By Federico Fuentes
Green Left weekly
Monday, November 28, 2011
Representatives from the Latin American and Caribbean governments that make up the Bolivarian Alliance of the Peoples of Our Americas (ALBA) met in Bolivia on November 17-18 to coordinate their battle plan ahead of the international climate change summit in Durban later this month.
ALBA unites eight countries, including the radical governments of Venezuela, Bolivia, Cuba, Ecuador and Nicaragua. It helped lead the fight at the 2009 Copenhagen summit against attempts by rich nations to impose their anti-environmental plans.
This year’s summit will try to reach agreement on commitments for the second period of the Kyoto Protocol, set to begin in 2013.
ALBA rejects the idea of “voluntary emissions reductions” proposed by rich nations, which would destroy the Kyoto Protocol and will lead to catastrophic global temperature rises.
The ALBA summits declaration said conclusions reached at Durban must be “ambitious, balanced and based on scientific recommendations and evidence, on equity and the rule of law”.
This would require compliance with the principles of the United Nations convention on climate change, “particularly the principles of equality and of common but differentiated responsibilities”.
It said developed nations, the primarily culprits for the climate crisis, must take on the greatest share of the burden to reverse current trends.
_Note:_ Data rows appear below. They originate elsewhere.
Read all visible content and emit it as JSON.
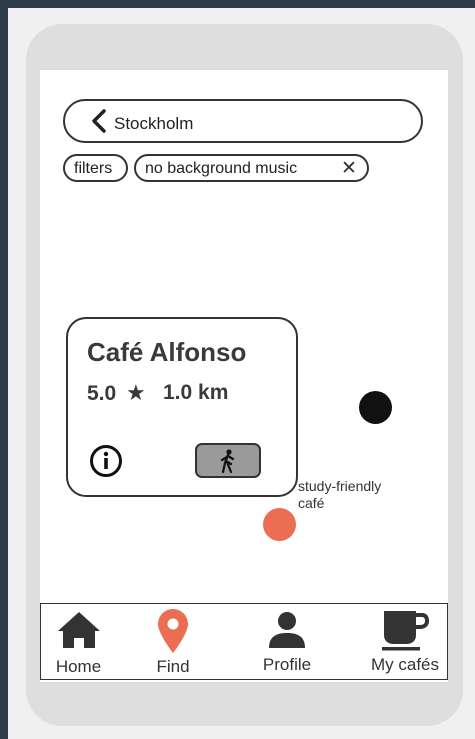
{
  "search": {
    "location": "Stockholm"
  },
  "filters": {
    "filters_label": "filters",
    "active_filter": "no background music",
    "remove_symbol": "✕"
  },
  "cafe_card": {
    "name": "Café Alfonso",
    "rating": "5.0",
    "star": "★",
    "distance": "1.0 km"
  },
  "map": {
    "marker_label": "study-friendly café",
    "marker_color": "#ec6e52",
    "user_dot_color": "#111111"
  },
  "tabbar": {
    "home": "Home",
    "find": "Find",
    "profile": "Profile",
    "my_cafes": "My cafés",
    "active_color": "#ec6e52"
  },
  "icons": {
    "back": "chevron-left-icon",
    "info": "info-icon",
    "walk": "walking-person-icon",
    "home": "home-icon",
    "find": "map-pin-icon",
    "profile": "person-icon",
    "my_cafes": "coffee-cup-icon"
  }
}
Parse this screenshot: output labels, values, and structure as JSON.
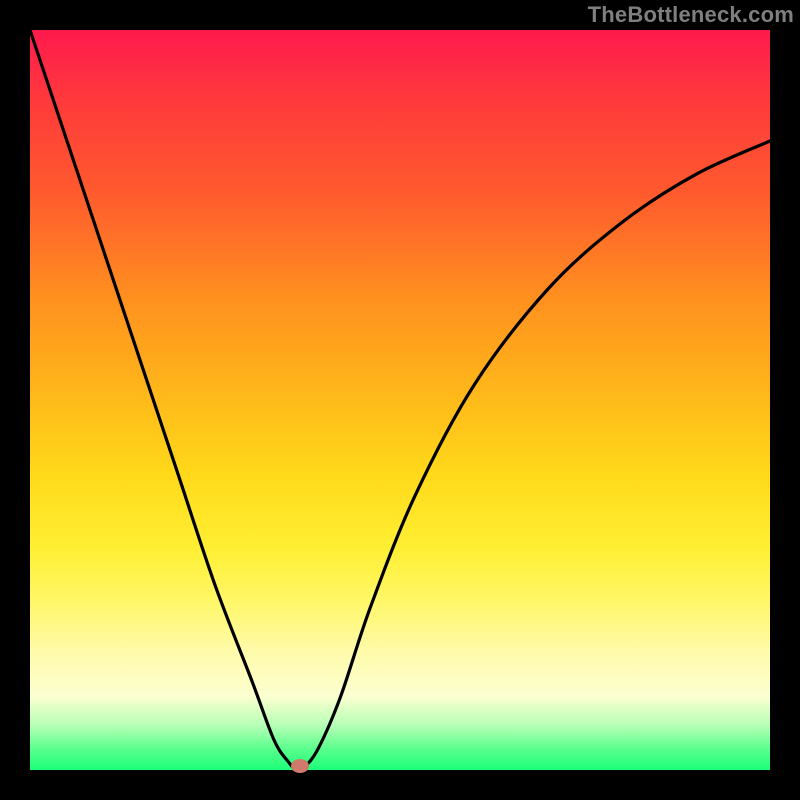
{
  "watermark": "TheBottleneck.com",
  "colors": {
    "frame": "#000000",
    "curve_stroke": "#000000",
    "dot_fill": "#cf7a6b",
    "watermark_text": "#7f7f7f"
  },
  "chart_data": {
    "type": "line",
    "title": "",
    "xlabel": "",
    "ylabel": "",
    "xlim": [
      0,
      100
    ],
    "ylim": [
      0,
      100
    ],
    "x": [
      0,
      5,
      10,
      15,
      20,
      25,
      30,
      33,
      35,
      36,
      37,
      39,
      42,
      46,
      52,
      60,
      70,
      80,
      90,
      100
    ],
    "values": [
      100,
      85.0,
      70.0,
      55.0,
      40.0,
      25.0,
      12.0,
      4.0,
      1.0,
      0.0,
      0.3,
      3.0,
      10.0,
      22.0,
      37.0,
      52.0,
      65.0,
      74.0,
      80.5,
      85.0
    ],
    "minimum_point": {
      "x": 36,
      "y": 0
    },
    "annotations": [
      {
        "kind": "dot",
        "x": 36.5,
        "y": 0.5
      }
    ],
    "background_gradient": {
      "direction": "vertical",
      "stops": [
        {
          "pos": 0.0,
          "color": "#ff1a4d"
        },
        {
          "pos": 0.5,
          "color": "#ffd91a"
        },
        {
          "pos": 0.85,
          "color": "#fffbaa"
        },
        {
          "pos": 1.0,
          "color": "#1aff77"
        }
      ]
    }
  }
}
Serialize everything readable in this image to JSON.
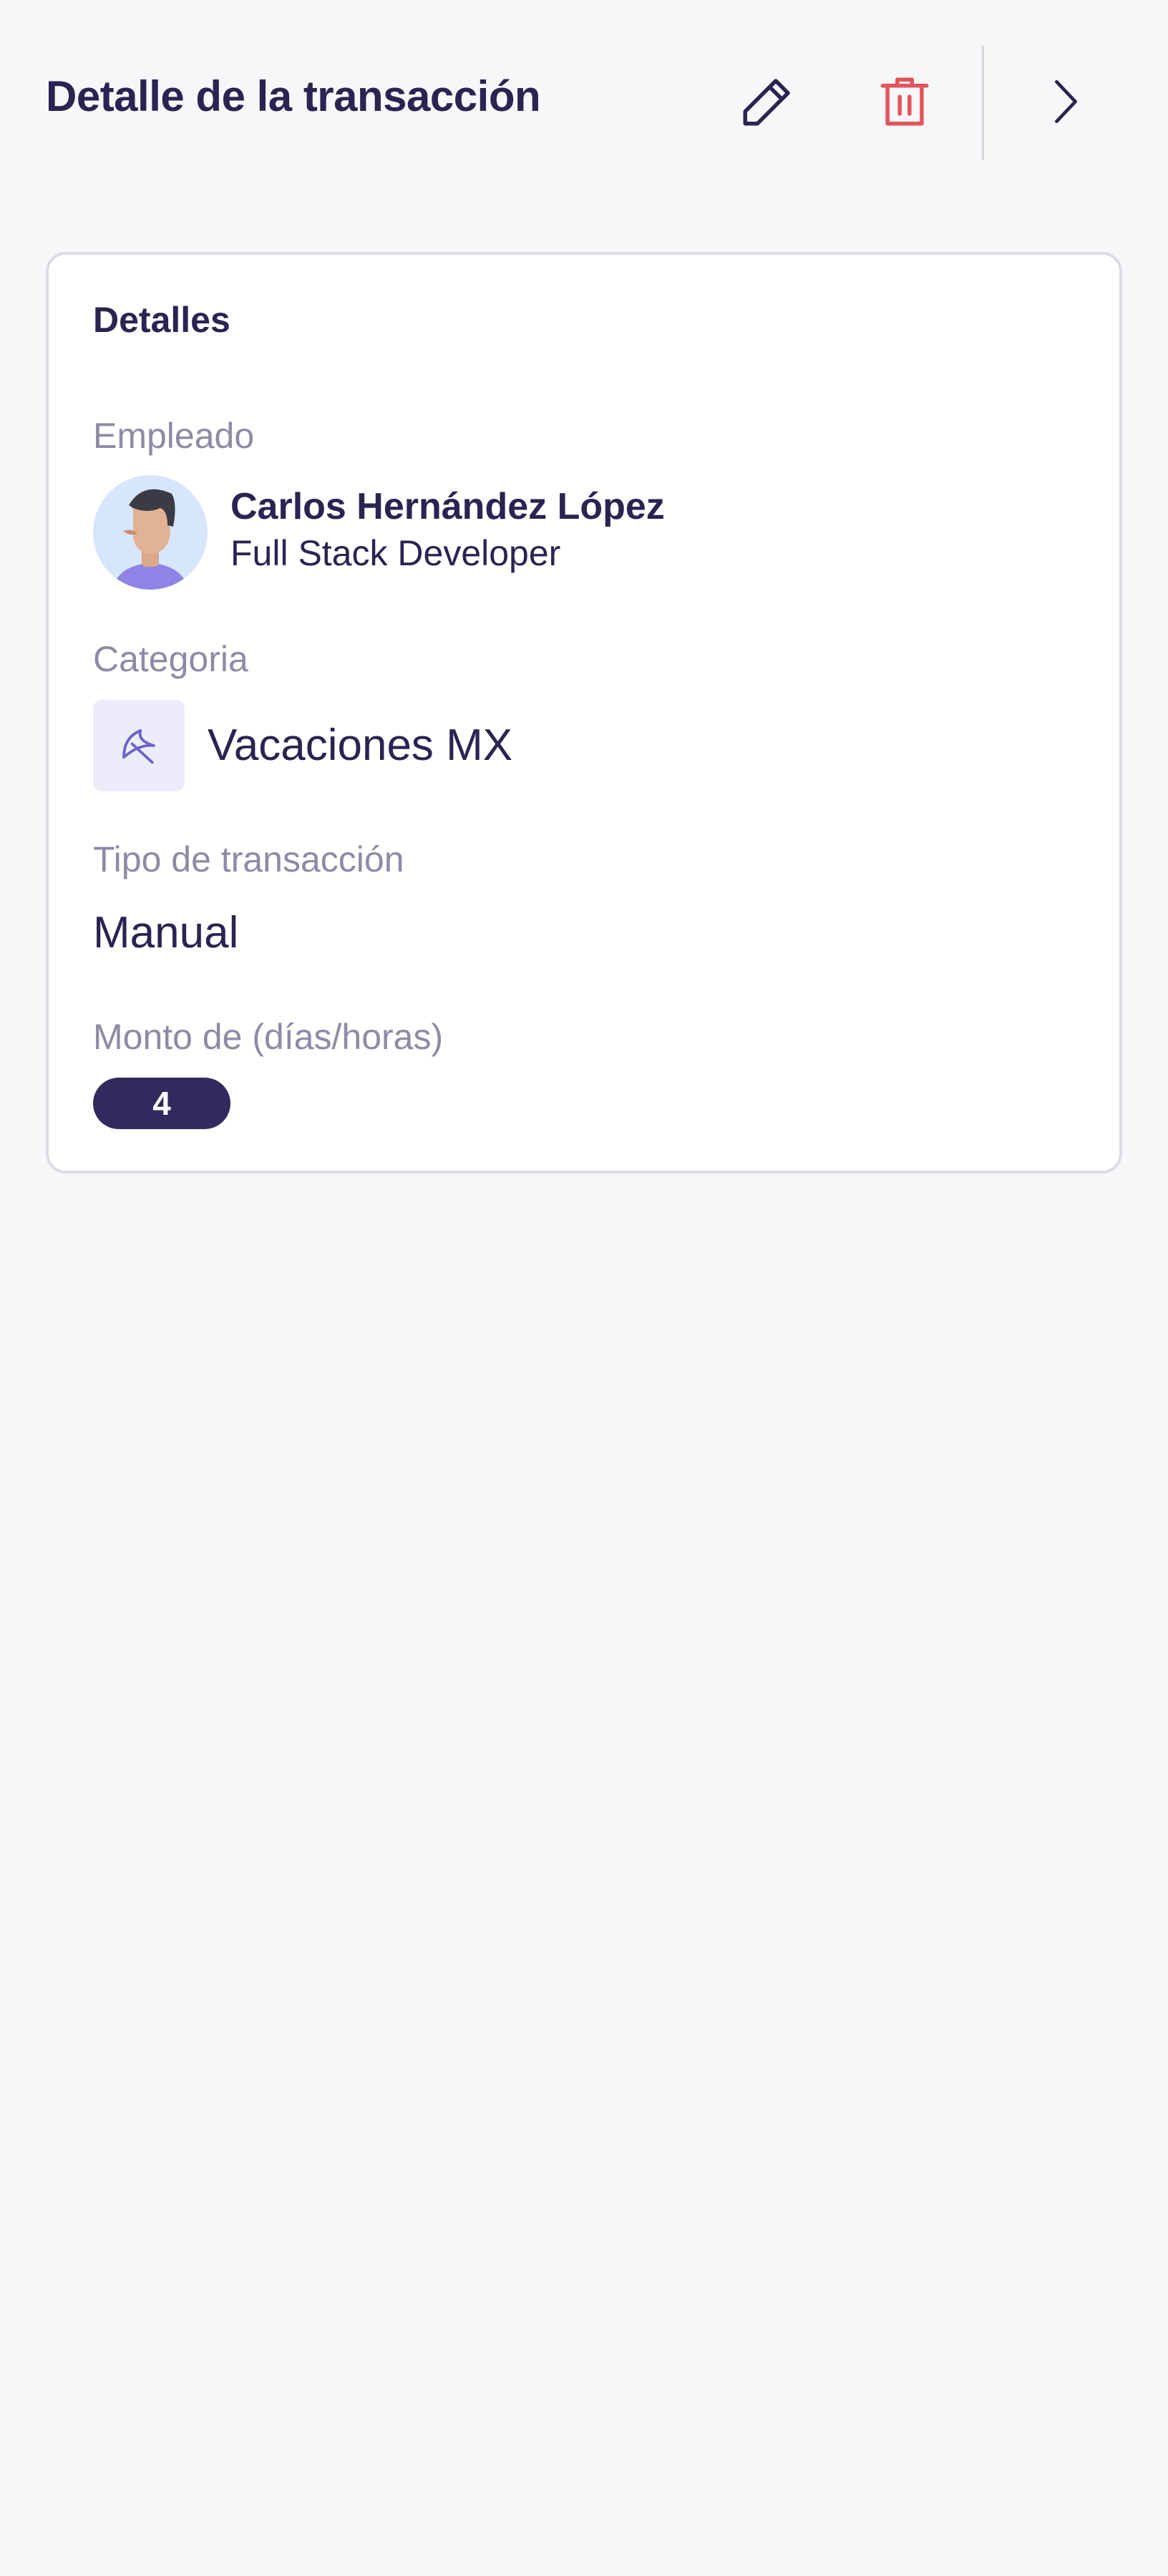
{
  "header": {
    "title": "Detalle de la transacción",
    "icons": {
      "edit": "pencil-icon",
      "delete": "trash-icon",
      "next": "chevron-right-icon"
    },
    "colors": {
      "delete": "#e5535a",
      "primary": "#2a2452"
    }
  },
  "card": {
    "title": "Detalles",
    "employee": {
      "label": "Empleado",
      "name": "Carlos Hernández López",
      "role": "Full Stack Developer"
    },
    "category": {
      "label": "Categoria",
      "name": "Vacaciones MX",
      "icon": "umbrella-icon"
    },
    "transaction_type": {
      "label": "Tipo de transacción",
      "value": "Manual"
    },
    "amount": {
      "label": "Monto de (días/horas)",
      "value": "4"
    }
  }
}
The UN Intergovernmental Panel on Climate Change said this would require, at a minimum, rich nations cutting carbon emission by 25-40% below 1990 levels by 2020 and 80-95% below 1990 levels by 2050.
To help underdeveloped countries deal with the consequences of climate change, the ALBA meeting adopted Bolivia's proposal for a tax on international financial transactions.
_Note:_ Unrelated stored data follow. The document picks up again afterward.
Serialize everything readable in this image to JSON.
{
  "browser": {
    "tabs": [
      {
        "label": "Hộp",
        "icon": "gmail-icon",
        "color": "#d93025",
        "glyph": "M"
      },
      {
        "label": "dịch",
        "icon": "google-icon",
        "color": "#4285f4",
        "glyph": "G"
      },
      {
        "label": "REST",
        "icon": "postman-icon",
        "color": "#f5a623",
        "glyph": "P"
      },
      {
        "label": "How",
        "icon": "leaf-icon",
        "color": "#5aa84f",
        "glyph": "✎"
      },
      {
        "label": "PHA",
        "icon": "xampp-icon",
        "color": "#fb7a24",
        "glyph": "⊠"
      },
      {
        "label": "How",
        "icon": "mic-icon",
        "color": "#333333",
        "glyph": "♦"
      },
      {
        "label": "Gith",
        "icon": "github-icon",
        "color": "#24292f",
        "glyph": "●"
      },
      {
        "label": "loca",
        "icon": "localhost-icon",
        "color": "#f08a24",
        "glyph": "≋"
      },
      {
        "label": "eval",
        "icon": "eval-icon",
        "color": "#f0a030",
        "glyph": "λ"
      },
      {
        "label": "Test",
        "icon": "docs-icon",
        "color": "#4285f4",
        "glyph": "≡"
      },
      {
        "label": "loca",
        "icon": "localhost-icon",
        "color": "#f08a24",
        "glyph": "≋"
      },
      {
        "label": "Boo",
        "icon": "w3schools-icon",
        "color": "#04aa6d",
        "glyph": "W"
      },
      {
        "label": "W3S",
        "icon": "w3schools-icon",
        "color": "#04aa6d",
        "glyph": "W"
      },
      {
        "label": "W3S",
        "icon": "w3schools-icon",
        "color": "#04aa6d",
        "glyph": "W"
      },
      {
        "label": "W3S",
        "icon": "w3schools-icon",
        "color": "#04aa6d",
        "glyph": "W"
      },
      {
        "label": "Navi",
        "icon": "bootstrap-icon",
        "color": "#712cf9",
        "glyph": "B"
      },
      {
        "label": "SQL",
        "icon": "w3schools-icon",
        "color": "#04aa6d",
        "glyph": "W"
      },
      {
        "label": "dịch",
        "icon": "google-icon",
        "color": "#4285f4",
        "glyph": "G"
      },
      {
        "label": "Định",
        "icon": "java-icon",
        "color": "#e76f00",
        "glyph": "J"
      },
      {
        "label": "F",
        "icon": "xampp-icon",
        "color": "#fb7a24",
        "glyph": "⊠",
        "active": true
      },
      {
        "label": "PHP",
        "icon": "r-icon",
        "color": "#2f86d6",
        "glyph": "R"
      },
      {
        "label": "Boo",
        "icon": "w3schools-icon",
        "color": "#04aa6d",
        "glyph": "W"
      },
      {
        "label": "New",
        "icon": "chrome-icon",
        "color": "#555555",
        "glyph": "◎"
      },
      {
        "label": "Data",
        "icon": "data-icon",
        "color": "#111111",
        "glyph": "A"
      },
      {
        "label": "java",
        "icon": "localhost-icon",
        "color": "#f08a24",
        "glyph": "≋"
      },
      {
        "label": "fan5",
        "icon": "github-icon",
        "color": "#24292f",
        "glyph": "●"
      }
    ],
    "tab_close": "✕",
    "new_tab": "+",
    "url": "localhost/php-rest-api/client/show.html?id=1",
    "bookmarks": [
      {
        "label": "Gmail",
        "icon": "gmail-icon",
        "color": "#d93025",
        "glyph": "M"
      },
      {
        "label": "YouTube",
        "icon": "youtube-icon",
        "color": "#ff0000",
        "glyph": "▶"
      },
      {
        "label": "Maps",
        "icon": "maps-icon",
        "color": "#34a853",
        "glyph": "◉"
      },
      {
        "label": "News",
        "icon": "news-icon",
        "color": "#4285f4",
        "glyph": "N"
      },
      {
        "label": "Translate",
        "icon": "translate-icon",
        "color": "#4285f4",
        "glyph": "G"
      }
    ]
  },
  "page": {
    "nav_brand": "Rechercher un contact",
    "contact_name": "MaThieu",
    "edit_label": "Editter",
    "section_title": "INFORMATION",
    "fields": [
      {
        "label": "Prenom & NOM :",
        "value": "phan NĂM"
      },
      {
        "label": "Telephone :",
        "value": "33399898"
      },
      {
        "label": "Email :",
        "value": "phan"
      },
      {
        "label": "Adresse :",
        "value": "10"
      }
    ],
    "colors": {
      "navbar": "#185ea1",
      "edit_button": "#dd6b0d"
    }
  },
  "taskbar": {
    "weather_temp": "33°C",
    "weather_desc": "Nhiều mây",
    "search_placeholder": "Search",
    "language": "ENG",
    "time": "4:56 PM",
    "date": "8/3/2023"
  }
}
The estimated US$400 billion raised annually would help fund technological research and action to cut carbon emissions.
The ALBA bloc said it would fight to ensure rich nations comply with the agreement reached at the 2010 Cancun summit for them to contribute $100 billion a year to help underdeveloped countries mitigate and adapt to the effects of climate change.
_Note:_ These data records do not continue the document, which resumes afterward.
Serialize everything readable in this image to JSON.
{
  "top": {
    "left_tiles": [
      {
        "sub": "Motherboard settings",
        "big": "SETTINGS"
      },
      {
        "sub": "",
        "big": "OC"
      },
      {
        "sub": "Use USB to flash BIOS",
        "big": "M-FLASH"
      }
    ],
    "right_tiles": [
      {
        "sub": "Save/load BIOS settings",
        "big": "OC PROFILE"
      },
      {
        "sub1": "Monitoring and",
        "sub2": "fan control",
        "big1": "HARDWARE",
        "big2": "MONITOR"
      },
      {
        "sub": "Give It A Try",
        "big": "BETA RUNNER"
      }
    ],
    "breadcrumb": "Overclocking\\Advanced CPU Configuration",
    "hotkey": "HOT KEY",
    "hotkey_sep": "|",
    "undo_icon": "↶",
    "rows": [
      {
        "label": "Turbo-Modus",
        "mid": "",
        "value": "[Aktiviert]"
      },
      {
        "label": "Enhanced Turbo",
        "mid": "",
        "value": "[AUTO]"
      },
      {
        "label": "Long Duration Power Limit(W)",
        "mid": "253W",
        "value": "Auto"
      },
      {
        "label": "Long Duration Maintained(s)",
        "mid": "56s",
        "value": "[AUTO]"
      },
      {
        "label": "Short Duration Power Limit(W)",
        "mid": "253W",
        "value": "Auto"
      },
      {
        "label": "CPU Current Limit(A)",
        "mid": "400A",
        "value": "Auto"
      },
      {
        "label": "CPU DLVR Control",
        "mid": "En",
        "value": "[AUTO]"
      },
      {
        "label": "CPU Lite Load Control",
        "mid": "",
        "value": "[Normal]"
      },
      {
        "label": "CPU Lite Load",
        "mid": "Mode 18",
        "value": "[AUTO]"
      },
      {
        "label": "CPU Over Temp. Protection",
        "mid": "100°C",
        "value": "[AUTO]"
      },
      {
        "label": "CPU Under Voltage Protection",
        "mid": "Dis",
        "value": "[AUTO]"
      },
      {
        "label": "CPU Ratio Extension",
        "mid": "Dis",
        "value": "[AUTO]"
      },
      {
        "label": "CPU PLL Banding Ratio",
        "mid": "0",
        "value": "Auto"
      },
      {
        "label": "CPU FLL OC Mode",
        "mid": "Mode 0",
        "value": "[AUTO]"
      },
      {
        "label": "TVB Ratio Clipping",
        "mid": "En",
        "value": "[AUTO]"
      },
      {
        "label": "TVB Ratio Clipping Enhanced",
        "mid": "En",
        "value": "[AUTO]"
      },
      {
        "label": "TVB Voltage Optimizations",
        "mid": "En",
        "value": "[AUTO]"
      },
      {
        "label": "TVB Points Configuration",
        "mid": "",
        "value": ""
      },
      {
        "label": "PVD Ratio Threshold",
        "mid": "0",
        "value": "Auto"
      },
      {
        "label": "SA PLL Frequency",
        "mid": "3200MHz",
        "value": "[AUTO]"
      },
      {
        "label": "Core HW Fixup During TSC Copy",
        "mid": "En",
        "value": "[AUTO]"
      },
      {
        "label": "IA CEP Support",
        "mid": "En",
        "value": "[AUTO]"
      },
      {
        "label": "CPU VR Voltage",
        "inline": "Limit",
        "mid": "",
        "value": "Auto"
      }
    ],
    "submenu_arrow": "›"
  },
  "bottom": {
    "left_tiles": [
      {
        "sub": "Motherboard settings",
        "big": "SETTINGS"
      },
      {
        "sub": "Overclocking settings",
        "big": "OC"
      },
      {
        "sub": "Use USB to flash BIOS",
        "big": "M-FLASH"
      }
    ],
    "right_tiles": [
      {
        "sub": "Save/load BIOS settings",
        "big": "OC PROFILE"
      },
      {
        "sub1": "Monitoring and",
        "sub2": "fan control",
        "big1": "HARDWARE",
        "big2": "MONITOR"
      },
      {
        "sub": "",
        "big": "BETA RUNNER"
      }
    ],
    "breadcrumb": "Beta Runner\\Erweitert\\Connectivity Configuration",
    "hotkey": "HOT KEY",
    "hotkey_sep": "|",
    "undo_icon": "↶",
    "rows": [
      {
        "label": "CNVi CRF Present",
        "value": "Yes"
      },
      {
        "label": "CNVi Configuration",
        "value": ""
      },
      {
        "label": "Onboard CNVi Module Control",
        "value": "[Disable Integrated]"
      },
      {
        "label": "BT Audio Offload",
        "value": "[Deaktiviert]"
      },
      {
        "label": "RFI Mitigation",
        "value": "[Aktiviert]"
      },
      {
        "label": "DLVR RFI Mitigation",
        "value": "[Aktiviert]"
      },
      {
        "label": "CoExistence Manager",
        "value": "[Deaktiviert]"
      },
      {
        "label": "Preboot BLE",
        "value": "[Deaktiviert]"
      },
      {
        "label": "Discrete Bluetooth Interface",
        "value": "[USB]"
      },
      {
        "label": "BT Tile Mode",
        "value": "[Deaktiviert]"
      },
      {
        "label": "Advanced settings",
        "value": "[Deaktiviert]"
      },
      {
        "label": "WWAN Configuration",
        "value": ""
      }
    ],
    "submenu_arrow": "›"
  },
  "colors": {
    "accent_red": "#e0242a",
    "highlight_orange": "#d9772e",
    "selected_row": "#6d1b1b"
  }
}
Contributions for 2011 fall far short of this target.
ALBA will also demand that rich countries contribute at least 1.5% of their gross domestic product to the Official Development Assistance to help poorer nations.
The ALBA bloc also agreed to Bolivia’s proposal to reject seeing forests as simply carbon-offsets to be traded on the carbon market, as with the current policy of Reducing Emissions of Deforestation and Forest Degradation.
ALBA advocates a vision that takes into account the role forests play not only in absorbing carbon, but also in food production, water, biodiversity and land.
After the successful October meeting in Panama between the ALBA bloc, the African Union, and the Group of Least Developed Countries, which represented about 100 countries combined, ALBA pledged to strengthen this alliance of underdeveloped countries.
Claudia Salerno, who headed Venezuela's delegation, said the three blocs resolved to work together to ensure that “all developed countries ... close the gap on two issues in Durban: the mitigation gap by reducing emissions under the Kyoto Protocol, and the gap on financing by offering long-term financial support [to underdeveloped countries] for emissions reductions beginning in 2013.”
Tosi Mpanu Mpanu, the Chair of the African Group of Negotiators for Climate Change, said that underdeveloped nations “are doing our part”, but developed countries must “move forward on the issue of financing to combat climate change and reduce emissions”.